= 1993 North Korean missile test =

A North Korean missile test occurred on May 29 and 30, 1993. North Korea fired a Nodong-1 missile into the Sea of Japan, from a base in Hwadae County near Wonsan, North Korea. The target was a buoy floating in the Sea of Japan. The North Koreans were testing the missile so they could export it to Iran in return for oil. Japanese and United States officials waited a few days before disclosing the launch of the missile. Afterwards, North Korea reaffirmed its commitment to the Nuclear Non-Proliferation Treaty.

The missile launches were the culmination of several months' planning and bargaining with Iran, and what was suggested to be a plot between Iran and North Korea to develop weapons capable of striking Japan. It began in March 1993, with North Korea receiving several shipments of "special metals" designated for the construction of missile launch pads. Later, a Russian report indicated that North Korea was in the market for "missile specialists" in order to turn their missile production into a more profitable venture. Russian officials were further incensed after detaining a group of Russian nuclear physicists and rocket scientists attempting to enter North Korea. North Korea later pledged not to use Russian scientists and technicians, after being threatened with cut diplomatic ties by Russia.

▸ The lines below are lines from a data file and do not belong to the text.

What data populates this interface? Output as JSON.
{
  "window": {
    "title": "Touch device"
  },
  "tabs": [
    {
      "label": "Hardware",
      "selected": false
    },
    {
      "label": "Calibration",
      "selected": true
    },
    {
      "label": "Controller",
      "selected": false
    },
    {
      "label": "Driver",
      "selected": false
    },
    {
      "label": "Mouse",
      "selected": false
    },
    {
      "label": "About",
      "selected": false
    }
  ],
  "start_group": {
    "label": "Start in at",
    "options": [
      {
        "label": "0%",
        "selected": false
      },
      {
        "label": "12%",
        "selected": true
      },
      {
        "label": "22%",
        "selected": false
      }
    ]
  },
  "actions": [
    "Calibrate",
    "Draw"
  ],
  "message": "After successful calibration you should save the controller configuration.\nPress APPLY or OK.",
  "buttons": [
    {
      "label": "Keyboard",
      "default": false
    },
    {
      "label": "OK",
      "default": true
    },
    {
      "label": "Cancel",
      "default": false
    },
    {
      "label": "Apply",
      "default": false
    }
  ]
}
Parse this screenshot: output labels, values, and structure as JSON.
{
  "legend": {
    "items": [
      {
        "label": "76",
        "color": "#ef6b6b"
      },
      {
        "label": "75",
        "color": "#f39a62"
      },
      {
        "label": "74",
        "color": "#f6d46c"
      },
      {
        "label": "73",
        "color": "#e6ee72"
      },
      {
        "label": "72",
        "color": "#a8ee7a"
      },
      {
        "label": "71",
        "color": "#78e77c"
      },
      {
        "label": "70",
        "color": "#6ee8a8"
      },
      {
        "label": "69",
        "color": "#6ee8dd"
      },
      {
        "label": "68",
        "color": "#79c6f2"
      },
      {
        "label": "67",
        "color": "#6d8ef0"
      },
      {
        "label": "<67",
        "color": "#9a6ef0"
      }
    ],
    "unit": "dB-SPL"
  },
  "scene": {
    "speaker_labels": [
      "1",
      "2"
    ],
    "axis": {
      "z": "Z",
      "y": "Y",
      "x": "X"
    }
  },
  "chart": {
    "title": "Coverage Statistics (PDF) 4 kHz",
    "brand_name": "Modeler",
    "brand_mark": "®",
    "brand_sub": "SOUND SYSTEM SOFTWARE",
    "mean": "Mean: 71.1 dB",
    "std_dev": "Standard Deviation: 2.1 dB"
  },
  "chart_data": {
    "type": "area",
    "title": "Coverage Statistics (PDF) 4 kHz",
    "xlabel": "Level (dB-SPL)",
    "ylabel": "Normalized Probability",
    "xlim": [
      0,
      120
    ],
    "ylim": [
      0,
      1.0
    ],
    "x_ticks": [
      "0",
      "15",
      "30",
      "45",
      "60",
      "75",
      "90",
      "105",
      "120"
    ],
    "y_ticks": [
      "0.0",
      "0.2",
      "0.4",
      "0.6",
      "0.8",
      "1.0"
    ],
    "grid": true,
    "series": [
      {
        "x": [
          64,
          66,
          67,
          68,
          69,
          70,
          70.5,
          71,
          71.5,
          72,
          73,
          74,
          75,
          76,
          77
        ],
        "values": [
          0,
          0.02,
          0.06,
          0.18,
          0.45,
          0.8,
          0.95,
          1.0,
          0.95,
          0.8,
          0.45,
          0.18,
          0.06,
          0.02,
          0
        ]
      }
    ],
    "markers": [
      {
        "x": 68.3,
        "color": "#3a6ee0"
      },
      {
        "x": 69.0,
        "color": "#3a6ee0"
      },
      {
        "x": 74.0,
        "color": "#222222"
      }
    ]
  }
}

In January of that year, the commander of the Iranian Revolution Guard Corps, Mohsen Rezaee, went to Pyongyang to finalize a 2.7 billion dollar purchase of around 300 Scud missiles from North Korea. Around the same time, the Iranian delegation came to watch the final Nodong-1 tests and North Korea announced its withdrawal from the Nuclear Non-Proliferation Treaty. It was suspected upon successful testing of the missiles, Iran intended to trade oil for the Nodong missiles, as Iran is a primary contributor of North Korea's oil (over 40%).